Dual-core Opteron chips were part of AMD's earlier server processors, but were not included in an updated price list posted on Tuesday. That leaves only quad-core Opteron processors as part of AMD's server chip lineup.
The company didn't immediately respond Tuesday to a request for comment on whether it is still offering dual-core Opteron chips to customers.
AMD, however, is still offering dual-core Athlon and Phenom chips for consumer desktops and laptops. It also offers triple-core Phenom chips for desktops.

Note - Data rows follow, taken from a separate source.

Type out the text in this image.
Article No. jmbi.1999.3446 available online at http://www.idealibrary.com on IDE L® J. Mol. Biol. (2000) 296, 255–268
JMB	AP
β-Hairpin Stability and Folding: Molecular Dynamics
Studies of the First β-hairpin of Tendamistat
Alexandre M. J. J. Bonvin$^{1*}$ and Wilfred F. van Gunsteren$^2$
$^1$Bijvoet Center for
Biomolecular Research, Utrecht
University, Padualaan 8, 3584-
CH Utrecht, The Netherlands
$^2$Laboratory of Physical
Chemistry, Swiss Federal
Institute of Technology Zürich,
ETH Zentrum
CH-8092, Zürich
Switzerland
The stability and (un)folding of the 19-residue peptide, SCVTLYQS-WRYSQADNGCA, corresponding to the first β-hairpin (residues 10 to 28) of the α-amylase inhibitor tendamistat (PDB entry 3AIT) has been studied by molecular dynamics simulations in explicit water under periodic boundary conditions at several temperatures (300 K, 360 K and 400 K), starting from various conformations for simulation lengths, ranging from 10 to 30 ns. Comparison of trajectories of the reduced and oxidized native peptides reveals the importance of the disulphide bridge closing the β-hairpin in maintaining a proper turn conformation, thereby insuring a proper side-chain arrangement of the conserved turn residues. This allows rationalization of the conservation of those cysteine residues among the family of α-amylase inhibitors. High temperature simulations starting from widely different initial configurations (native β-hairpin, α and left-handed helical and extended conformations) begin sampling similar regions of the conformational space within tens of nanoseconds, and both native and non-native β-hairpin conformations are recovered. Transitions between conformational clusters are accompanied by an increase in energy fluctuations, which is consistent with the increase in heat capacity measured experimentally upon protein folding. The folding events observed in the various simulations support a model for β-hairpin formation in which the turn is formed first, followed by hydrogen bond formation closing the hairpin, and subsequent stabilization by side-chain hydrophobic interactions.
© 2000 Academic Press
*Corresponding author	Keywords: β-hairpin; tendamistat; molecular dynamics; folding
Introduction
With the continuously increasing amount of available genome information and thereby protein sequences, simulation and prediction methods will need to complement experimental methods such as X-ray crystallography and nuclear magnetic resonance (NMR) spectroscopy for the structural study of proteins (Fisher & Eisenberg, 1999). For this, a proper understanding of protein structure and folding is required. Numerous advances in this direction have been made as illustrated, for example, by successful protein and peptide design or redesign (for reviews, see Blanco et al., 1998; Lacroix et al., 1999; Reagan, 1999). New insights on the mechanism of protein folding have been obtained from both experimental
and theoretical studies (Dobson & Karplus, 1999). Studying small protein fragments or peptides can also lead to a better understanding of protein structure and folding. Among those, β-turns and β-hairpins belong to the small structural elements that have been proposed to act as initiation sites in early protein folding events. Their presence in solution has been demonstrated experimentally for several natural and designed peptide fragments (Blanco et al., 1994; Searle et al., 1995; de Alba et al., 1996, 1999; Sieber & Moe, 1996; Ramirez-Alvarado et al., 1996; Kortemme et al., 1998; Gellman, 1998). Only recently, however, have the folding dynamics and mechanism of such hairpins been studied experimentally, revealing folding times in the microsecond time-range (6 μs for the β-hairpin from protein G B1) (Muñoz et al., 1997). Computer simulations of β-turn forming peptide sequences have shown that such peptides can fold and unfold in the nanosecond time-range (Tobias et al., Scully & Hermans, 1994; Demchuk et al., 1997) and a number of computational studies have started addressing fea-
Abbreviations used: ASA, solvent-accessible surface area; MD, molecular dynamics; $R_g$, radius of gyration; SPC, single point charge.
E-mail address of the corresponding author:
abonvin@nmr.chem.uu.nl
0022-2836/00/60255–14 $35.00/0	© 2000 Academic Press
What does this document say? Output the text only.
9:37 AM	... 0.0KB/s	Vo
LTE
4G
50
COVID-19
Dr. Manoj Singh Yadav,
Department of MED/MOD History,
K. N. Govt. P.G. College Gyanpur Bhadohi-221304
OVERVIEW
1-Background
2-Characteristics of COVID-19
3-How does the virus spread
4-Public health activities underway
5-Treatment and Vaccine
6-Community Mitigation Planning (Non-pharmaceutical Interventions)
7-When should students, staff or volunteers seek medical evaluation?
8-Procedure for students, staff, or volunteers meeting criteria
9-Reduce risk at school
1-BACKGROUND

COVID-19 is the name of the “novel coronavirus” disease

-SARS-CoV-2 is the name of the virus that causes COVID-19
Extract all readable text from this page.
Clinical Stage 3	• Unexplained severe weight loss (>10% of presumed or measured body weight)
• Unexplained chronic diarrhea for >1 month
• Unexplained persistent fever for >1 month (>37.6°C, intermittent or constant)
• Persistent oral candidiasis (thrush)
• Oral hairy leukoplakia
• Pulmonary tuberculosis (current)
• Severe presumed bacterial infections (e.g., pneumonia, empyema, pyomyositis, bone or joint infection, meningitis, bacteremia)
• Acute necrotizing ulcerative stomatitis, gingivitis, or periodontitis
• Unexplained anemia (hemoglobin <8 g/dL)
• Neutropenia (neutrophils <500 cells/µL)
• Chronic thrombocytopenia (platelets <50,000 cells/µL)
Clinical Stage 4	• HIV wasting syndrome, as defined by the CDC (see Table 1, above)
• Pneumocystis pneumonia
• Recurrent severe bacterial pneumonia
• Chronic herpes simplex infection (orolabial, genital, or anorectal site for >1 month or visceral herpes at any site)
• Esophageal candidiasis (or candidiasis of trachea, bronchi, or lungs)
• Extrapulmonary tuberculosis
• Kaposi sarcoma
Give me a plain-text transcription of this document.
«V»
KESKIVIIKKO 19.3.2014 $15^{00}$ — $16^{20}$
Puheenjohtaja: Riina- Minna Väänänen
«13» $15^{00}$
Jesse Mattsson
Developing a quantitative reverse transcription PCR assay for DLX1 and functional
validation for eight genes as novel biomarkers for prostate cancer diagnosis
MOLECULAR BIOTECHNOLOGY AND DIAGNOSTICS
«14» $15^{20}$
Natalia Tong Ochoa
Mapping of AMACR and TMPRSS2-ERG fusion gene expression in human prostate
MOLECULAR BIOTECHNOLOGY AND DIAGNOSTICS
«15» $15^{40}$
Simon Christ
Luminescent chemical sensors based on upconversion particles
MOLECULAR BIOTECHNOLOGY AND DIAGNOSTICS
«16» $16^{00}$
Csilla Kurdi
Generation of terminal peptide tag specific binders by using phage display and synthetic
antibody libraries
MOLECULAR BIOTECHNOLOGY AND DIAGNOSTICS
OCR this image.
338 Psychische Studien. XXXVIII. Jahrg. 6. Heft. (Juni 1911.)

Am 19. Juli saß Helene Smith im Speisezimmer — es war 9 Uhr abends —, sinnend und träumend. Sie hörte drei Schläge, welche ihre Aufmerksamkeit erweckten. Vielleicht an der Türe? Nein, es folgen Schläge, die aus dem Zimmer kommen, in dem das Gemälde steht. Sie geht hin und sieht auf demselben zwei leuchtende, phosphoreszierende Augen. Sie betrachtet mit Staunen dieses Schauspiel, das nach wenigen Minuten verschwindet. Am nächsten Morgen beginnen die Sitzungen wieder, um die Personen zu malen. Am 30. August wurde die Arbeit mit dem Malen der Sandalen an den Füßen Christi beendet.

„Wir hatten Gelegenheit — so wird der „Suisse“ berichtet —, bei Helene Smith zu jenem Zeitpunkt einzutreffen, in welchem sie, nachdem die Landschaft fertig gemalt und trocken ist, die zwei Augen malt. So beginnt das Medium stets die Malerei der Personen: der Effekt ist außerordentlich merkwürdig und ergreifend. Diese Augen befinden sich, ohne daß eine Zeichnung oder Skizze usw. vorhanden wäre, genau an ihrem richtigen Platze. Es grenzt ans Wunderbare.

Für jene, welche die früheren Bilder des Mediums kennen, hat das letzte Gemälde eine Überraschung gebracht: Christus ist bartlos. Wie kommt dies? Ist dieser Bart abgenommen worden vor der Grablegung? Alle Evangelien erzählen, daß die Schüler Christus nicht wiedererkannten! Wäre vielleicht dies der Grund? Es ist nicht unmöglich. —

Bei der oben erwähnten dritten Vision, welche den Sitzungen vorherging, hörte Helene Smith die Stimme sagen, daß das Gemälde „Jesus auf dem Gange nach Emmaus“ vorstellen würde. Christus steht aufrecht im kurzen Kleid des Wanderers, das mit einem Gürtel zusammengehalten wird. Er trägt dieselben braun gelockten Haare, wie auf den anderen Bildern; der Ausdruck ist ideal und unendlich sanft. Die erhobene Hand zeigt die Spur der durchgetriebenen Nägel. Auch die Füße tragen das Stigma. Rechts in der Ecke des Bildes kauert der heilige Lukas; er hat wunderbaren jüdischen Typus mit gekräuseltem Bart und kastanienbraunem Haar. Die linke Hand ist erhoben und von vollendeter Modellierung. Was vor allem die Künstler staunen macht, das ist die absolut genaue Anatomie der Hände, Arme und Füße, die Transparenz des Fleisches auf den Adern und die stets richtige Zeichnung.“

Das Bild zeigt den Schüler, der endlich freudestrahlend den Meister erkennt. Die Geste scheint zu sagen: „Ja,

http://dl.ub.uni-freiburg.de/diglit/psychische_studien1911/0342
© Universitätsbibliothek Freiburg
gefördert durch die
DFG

AMD also slashed prices on some Opteron servers chips. It cut the prices of Opteron 2374 HE chips by 43 percent from US$450 to $255 and prices of Opteron 8376 HE processors by 35 percent from $1,514 to $989. AMD also cut prices for other Opteron HE chips.
The price cuts may have been implemented when AMD introduced four new Opteron HE processors last week.
The HE chips are part of AMD's family of Opteron server processors code-named Shanghai. The offerings fall between low-power Opteron EE chips and high-end Opteron SE chips, which are speedier and draw more power than HE chips. Shanghai chips draw between 40 watts and 105 watts of power and operate at speeds between 2.1GHz and 3.1GHz.
The cut of dual-core server processors is an incremental step as chip companies like AMD and Intel add cores to improve processor performance while trying to reduce power consumption. Increasing the number of cores helps servers execute more tasks, which could lower the number of servers needed in data centers and cut hardware acquisition and energy costs for customers.
AMD is set to ship the 6-core Opteron processor code-named Istanbul in May. AMD is also planning to release a 12-core chip code-named Magny-Cours in 2010. Both the chips will be made using the 45-nanometer process.
In an effort to jump ahead of Intel in the core battle, AMD also last week said it would release a chip code-named Interlagos in 2011 that will include between 12 and 16 processor cores. Intel has only officially announced an 8-core Xeon chip code-named Nehalem-EX, which is due for release in 2010.
Interlagos chips will go into servers with two to four processor sockets, resulting in a maximum of 64 cores per system. The chip will be primarily used in data center servers, and will be made using the 32-nm process technology. AMD also announced a processor code-named Valencia with up to 8 cores, also made using the 32-nm process, which is set for release in 2011.